What Makes for Successful Citizens' Initiatives? 1

2014 
Throughout the Western industrialized world the current economic crisis has contributed to a reconsideration of the balance between state and society. Perhaps this is most strikingly illustrated by the “Big Society” catch-phrase that the British Conservative Party started using during the run up to the 2010 UK general elections. The Conservative party leader David Cameron in his speeches emphasized the need to “say goodbye to big government and welcome instead the active citizen” (Cameron, 2009). In such a vision citizens' initiatives (CIs) can contribute to a “post-bureaucratic age” in which power from the central state will be redistributed to “individuals, families and local communities” (Cameron, 2010). CIs – in which people in communities collectively engage in the provision of collective or quasi-collective goods and services – are considered as an attractive alternative for big government. This is not only the case in the UK. In the Netherlands for example three major advisory boards of the national government in 2011/2012 published reports about the promises of CIs (WRR, 2012; Boer & Lans, 2011; ROB, 2012).
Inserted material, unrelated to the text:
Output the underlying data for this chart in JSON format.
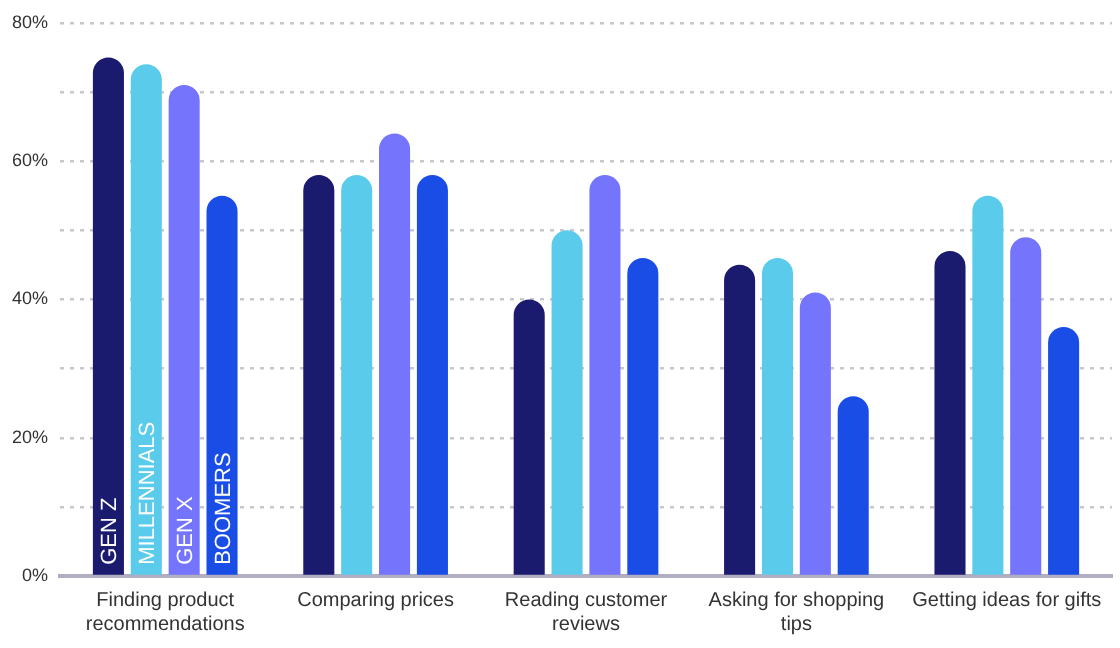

And in 2013 the new Dutch King, on behalf of the current coalition government of prime-minister Mark Rutte, in his first speech from the throne expressed trust in the capacity of active citizens’ to take responsibility for their own fate and for the future of their communities. Citizens, individually or collectively, should be entrusted with the responsibility for their own future and be allowed to make decisions about their own life and their living environment.